McLaughlin further aligned with Romans 12:7 to launch his first ministry in 1988 -Word of Faith Church. It seemingly flourished overnight.
Word spread quickly regarding a charismatic young pastor whose spiritual messages offered candor and straight talk.
“We got out of the pews and went into the streets,” said McLaughlin, who both led and taught street evangelism. “I took teams into neighborhoods.

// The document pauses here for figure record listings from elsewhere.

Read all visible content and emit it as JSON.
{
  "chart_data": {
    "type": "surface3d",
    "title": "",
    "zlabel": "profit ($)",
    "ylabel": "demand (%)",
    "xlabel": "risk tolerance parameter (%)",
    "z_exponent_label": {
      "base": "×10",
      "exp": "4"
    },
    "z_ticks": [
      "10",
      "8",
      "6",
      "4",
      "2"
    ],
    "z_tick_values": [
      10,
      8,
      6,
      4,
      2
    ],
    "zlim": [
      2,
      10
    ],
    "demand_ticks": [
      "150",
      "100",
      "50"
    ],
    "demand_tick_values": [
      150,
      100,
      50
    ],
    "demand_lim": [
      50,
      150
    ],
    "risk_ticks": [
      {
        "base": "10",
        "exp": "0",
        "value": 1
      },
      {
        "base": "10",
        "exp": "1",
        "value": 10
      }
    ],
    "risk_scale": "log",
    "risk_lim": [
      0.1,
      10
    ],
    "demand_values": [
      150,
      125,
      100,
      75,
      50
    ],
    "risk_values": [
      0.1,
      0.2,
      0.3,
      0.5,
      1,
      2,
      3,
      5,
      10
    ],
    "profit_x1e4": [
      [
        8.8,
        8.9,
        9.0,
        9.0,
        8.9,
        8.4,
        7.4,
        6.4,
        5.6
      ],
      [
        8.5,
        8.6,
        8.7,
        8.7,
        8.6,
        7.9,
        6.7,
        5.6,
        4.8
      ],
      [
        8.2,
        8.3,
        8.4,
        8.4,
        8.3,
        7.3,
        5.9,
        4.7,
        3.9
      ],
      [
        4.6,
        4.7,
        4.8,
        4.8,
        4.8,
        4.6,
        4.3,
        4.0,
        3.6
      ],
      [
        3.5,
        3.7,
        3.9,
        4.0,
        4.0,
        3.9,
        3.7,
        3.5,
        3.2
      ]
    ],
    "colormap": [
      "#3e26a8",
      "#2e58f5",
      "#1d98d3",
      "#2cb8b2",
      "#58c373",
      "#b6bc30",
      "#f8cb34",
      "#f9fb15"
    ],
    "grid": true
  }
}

We started food and clothing drives, offered free auto care and moving services,” he added.
Outreach remains the hallmark of McLaughlin’s community engagement.
Economic empowerment followed.
Three decades after his pastoral undertaking, McLaughlin remained steadfast to stay apace with growth that includes more than 48 acres of both developed and undeveloped land.
Purchased for 4 million dollars, the current value is $40 million.
In 2002, he acquired a 376,000 square-foot fledging shopping center known as Normandy Mall. It had become an abandoned eyesore for the surrounding Westside neighborhood, which is diverse, but predominately White – middle to lower class.
McLaughlin invested a total $7.5 million in renovations to fulfill his vision in measured phases.
In 2003, he dedicated 103,000 square feet to building a new edifice to accommodate the ministry’s growth. The final phase culminated in 2006 with 177,000 square feet of renovations to complete what is arguably one of the religious industry’s most innovative examples of economic development – the Kingdom Plaza.
“Many go to the suburbs to escape the blight, but we decided to do something about the blight instead,” McLaughlin explained. “Our goal was to transform the community and bring it back to life. Kingdom Plaza has brought the community back together.”
Bistro, bowling, fitness center
Anchored by three stable entities owned and managed by the church, The Potter’s House Soul Food Bistro is a neighbor-hood favorite as much as the 22-lane King Pins Bowling Center and Temple Builders Fitness Center complete with a lap pool, sauna, steam room, and Jacuzzi.
Successful entrepreneurs complete the mall’s marketing mix. Many are faith-based tenants.
“Every one of these businesses and all the people that are here, this is how they eat,” McLaughlin said. “The church should be involved in the economic development of the community and empower our people to become their own bosses and support themselves.”
The Potter’s House
The church and mall are adjacent and share a massive parking lot. A former Sam’s Wholesale Club is now a sprawling 4,000-seat sanctuary that includes a coffee shop, teen café, full recording studio, bookstore and administrative offices.
An onsite lecture hall has hosted forums with Jacksonville Mayor Alvin Brown while a wedding chapel and conference rooms are available for community rental. It includes an 11,000-square foot nursery and an 800-seat children’s church.
Success stories include a student scoring the highest on the Florida ACT in math; Brittany Roundtree, a University of North Carolina (Chapel Hill) basketball guard boasting record-breaking Tar Heel stats; and Marjorie Williams, who attended from grades K-12 and is currently in medical school.
Ministry is not for the meek; it is arduous work and sacrificial.
As a young pastor in Green Cove Springs, Bishop McLaughlin earned $50 per week. Lady Narlene took a $10,000 pay cut, but continued to work full-time to help support the family. Diligence and humility have served them well.
Today, the business savvy leaders have amassed lucrative net worth.
They employ more than 160 full and part-time employees including their grown children – Angel and Stephen McLaughlin.
But managing Christians is a challenge. Lady Narlene reflects on a profound revelation:
“Saints were not living like Saints,” she lamented. “People use the church for resources, sex, or to find a mate. We joke that members are like roaches. They come and go, eat up everything in the house, then scatter when the light comes on.”
But without Saints, there would be no lives to transform.
Bishop McLaughlin is also a community unifier who thanks God for every soul he encounters.